There are some directors who inspired me in general – Lanthimos, Haneke, Clarke, or Ostlund. For this film, I remember we were watching with my cinematographer for example Safe by Todd Haynes, Martha Marcy May Marlene by Sean Durkin, or Chronic by Michel Franco. There were also a series of photos named My America by American photographer Christopher Morris, or the work of Alexander Gronsky.

Are there any plans for an international theatrical release despite Corona?

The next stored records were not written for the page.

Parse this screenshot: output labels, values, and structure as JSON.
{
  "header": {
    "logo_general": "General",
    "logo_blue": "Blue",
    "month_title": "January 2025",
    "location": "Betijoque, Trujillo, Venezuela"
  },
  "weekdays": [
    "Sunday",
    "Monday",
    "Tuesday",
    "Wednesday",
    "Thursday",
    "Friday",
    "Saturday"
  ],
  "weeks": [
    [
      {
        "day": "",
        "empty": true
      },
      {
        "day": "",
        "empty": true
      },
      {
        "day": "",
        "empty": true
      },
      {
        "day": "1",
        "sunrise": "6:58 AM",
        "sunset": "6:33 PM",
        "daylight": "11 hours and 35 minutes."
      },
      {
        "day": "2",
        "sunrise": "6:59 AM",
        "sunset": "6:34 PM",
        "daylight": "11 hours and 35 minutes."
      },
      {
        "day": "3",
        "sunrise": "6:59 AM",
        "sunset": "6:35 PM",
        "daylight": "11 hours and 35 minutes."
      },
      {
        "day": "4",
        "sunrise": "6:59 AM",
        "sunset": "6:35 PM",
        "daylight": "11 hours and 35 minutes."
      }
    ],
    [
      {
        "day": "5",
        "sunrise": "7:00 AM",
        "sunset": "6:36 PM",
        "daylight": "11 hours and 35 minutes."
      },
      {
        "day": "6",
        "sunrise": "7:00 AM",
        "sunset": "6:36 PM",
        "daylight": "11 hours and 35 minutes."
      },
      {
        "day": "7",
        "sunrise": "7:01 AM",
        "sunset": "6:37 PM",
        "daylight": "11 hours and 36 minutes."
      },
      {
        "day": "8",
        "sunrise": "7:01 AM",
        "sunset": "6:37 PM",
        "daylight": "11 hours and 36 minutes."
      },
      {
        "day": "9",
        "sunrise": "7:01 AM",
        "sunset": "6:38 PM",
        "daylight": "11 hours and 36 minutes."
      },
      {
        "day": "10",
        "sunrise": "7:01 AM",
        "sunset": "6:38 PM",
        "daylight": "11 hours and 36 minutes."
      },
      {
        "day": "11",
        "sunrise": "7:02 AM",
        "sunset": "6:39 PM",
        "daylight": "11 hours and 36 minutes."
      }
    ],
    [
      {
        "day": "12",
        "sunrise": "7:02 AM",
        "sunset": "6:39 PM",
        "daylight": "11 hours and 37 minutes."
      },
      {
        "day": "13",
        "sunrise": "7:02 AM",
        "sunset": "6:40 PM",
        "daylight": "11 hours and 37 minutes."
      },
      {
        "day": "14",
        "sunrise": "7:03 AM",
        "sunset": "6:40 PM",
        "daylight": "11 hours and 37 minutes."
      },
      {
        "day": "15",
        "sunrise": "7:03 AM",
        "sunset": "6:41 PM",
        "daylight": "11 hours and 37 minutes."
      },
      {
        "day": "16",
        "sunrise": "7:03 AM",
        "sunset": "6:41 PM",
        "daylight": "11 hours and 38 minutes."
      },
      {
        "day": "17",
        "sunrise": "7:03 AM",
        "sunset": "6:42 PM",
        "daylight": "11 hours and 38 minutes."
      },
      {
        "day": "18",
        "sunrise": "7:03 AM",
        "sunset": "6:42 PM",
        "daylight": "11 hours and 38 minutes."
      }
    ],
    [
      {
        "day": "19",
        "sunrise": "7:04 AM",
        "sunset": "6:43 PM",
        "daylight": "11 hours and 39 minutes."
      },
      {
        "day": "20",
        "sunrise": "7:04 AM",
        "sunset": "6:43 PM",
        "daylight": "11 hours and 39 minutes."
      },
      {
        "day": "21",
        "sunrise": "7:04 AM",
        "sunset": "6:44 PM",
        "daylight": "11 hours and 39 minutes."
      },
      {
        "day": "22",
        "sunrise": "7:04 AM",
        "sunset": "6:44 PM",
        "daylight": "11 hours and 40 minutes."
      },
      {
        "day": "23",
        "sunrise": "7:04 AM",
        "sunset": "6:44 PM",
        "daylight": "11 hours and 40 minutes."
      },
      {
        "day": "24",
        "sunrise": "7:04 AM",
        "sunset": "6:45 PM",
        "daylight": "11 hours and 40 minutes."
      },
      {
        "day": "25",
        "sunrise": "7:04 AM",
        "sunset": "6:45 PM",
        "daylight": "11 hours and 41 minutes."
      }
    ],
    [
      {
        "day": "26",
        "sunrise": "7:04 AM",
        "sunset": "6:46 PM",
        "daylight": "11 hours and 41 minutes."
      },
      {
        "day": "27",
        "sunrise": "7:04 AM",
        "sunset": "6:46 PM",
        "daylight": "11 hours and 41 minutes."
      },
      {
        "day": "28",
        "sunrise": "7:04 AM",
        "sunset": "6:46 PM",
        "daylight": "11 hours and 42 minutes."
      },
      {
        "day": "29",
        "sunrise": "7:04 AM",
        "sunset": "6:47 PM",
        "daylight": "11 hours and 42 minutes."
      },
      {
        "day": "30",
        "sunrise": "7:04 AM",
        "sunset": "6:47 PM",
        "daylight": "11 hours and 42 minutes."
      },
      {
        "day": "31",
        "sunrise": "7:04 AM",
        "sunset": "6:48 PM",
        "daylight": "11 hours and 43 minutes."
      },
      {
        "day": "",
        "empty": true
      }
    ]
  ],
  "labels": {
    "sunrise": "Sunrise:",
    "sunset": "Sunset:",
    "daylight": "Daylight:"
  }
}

Honestly, I think we are done with the film in the festival and theatrical releases. We premiered the film in June 2019 at the Karlovy Vary film festival. Afterward, we screened it at some other festivals around the world but at this time in combination with the COVID-19 situation, I think the film is too old for film festivals and at the end of its journey. We never had a sales agency, so there was no way to have any international theatrical release. 

Finally, can you tell me a little bit more about yourself and how you got into film?

I think I have been interested in film since my teens. Art cinemas and video rental shops were my second home when I was growing in the heart of Prague. I think I always tended to culture in general, mainly for more alternative films, music, and photography. I studied graphic design at my secondary and from there went to FAMU and the directing department. I made some shorts, my diploma film called Children watching night trains premiered in Cannes Cinefondation but it took me a few years before I was able to make my first feature “A Certain Kind of Silence“.

Are there already new projects planned?

There are a few film projects in progress but it will take time before I will be able to talk about them in public. I am in the middle of the process of realizing and putting together all the pieces of stories, characters, and themes.